Personendaten-Sammelstelle Wikipedia
Daß Wikipedia einen Umgang mit personenbezogenen Daten pflegt, der auf der Schmerzskala weit oben liegt, läßt sich auch von Wohlmeinenden kaum übersehen. Von der frischfröhlichen Datensammelwut enzyklopädisierender Internet-Paparazzos sind jedoch nicht nur mehr oder weniger prominente Zeitgenossen betroffen (wie beispielsweise die Sängerin der Band MIA, deren Realname im entsprechenden Bandartikel geoutet wurde), sondern auch die eigenen Mitarbeiter. Erst im Sommer dieses Jahres wurde der User Edit Counter, ein besonders agressives Tool zum Überwachen der mitschreibenden Enzyklopädiekollegen, stillschweigend aus dem Verkehr gezogen. Einige Basicfunktionen – etwa das Festellen der Edit-Anzahl eines beliebigen Users – stehen in Wikipedia nach wie vor zur Verfügung; auch eine aktualisierte Beta-Version dieses Tools wird zwischenzeitlich wieder verfügbar gemacht.

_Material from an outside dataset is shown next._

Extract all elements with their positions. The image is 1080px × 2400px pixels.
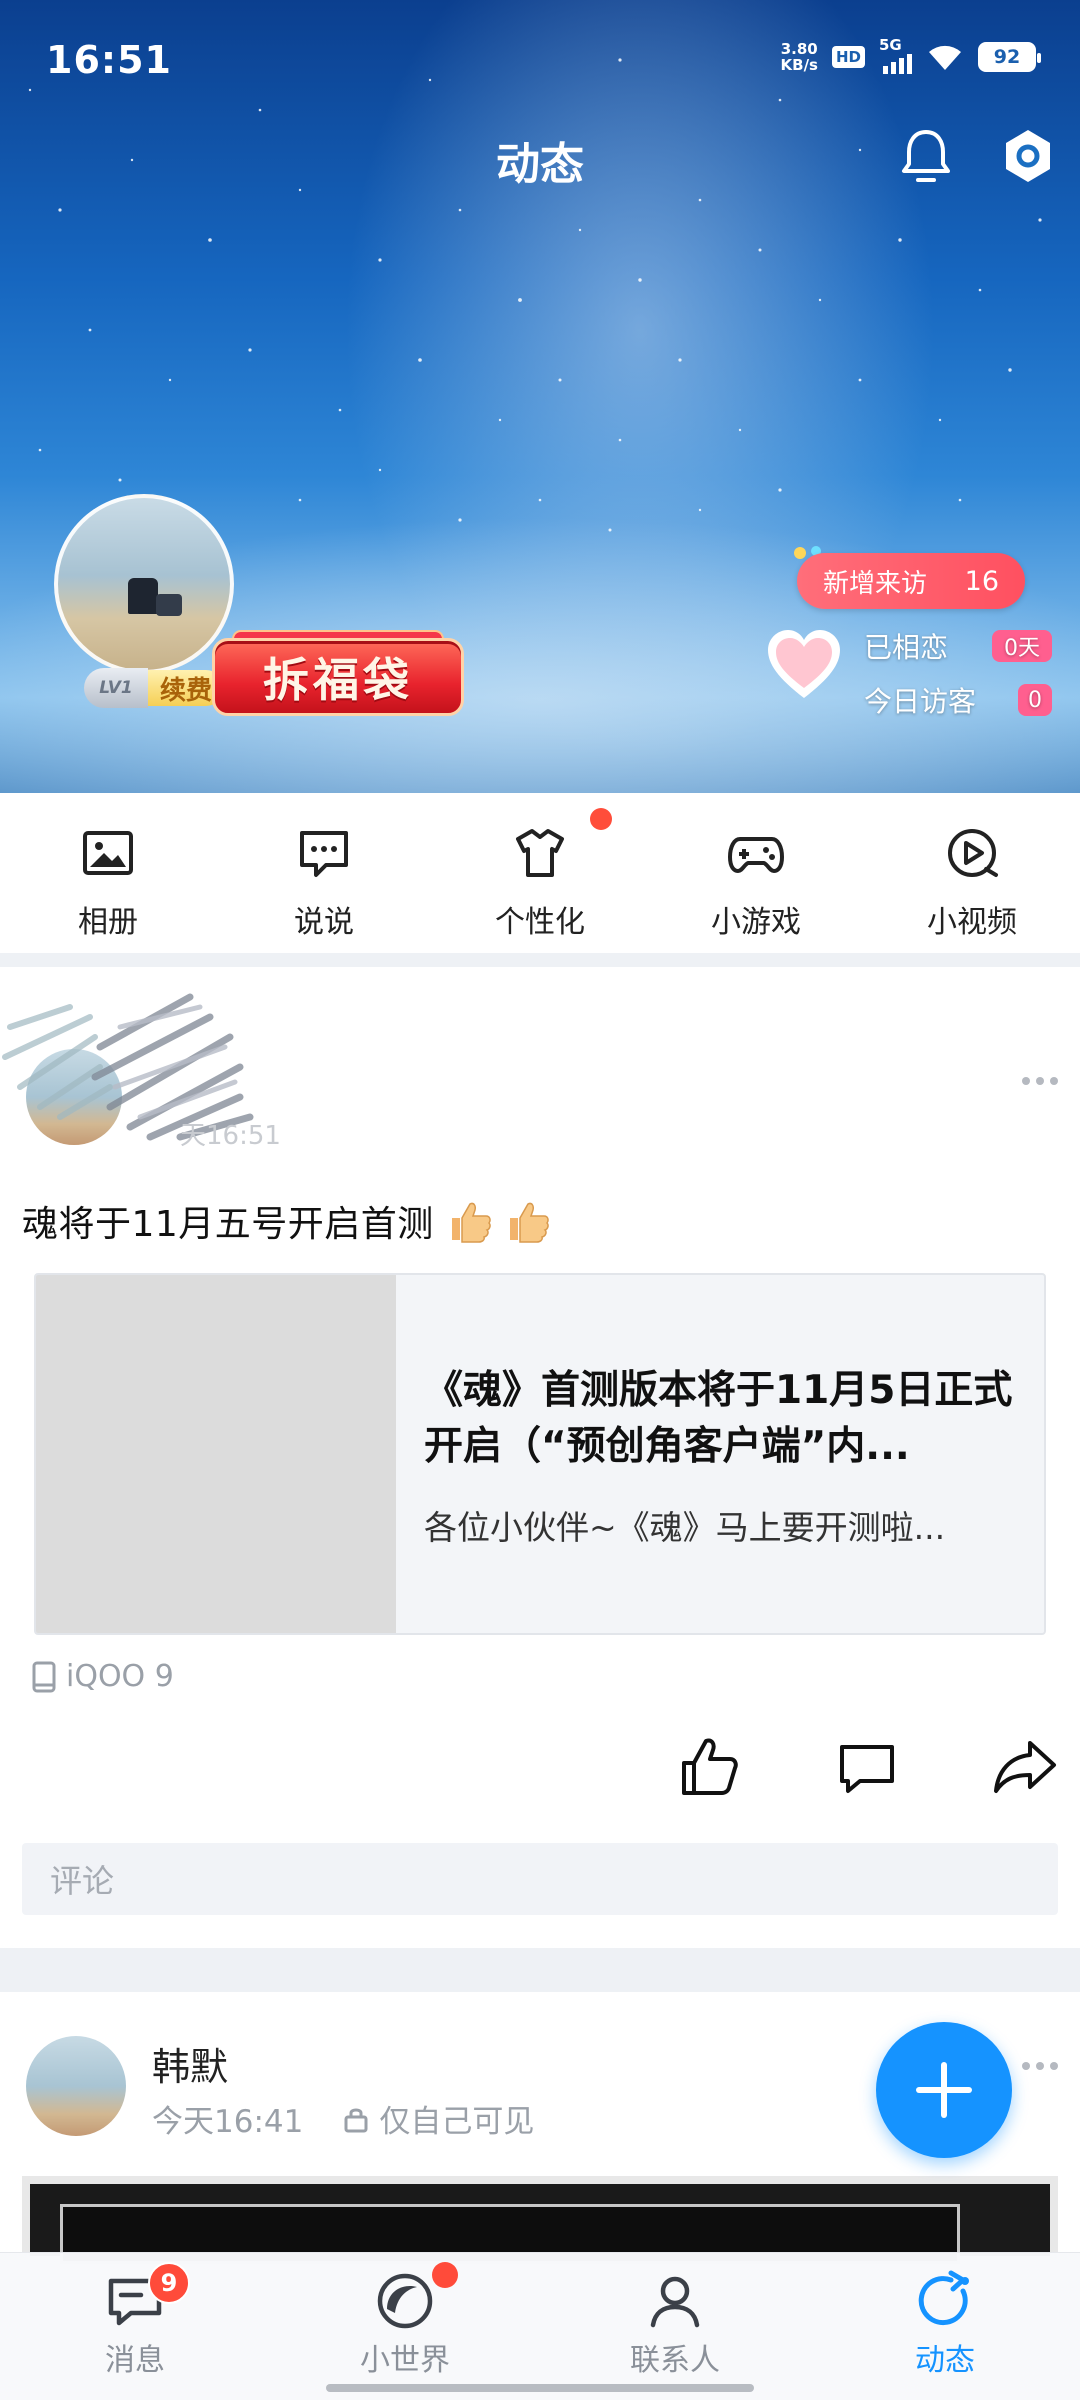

Sorgen, daß die in Wikipedia praktizierte Speicherung personenbezogener Daten möglicherweise mit bestehenden Gesetzen in Konflikt geraten könnte, trieben Anfang Oktober auch einige Teilnehmer der Mailingliste der deutschsprachigen Wikipedia um. Anlaß war ein Urteil des Amtsgericht Berlin-Mitte vom März dieses Jahres, welches Anfang Oktober veröffentlicht wurde und dessen potenzielle Folgen für die Internetbranche auch in einem Beitrag bei heise.de thematisiert wurden. Frage: Verstößt die von Wikipedia betriebene Erfassung von Personendaten – etwa das Online-Stellen von IP-Adressen unangemeldeter Editoren – gegen den gesetzlich garantierten Schutz vor personenverhaltenserfassender Vorratsdatenspeicherung? In der Tat lassen sich hierfür eine Reihe von Argumenten geltend machen. Datenschutzrechtlich problematisch ist allerdings nicht nur das Publizieren von IP-Adressen anonymer Editoren, sondern auch der Umgang mit projektinternen Mails, konkret: dem im Internet öffentlich einsehbar gemachten Postverkehr der Mailingliste der deutschsprachigen Wikipedia.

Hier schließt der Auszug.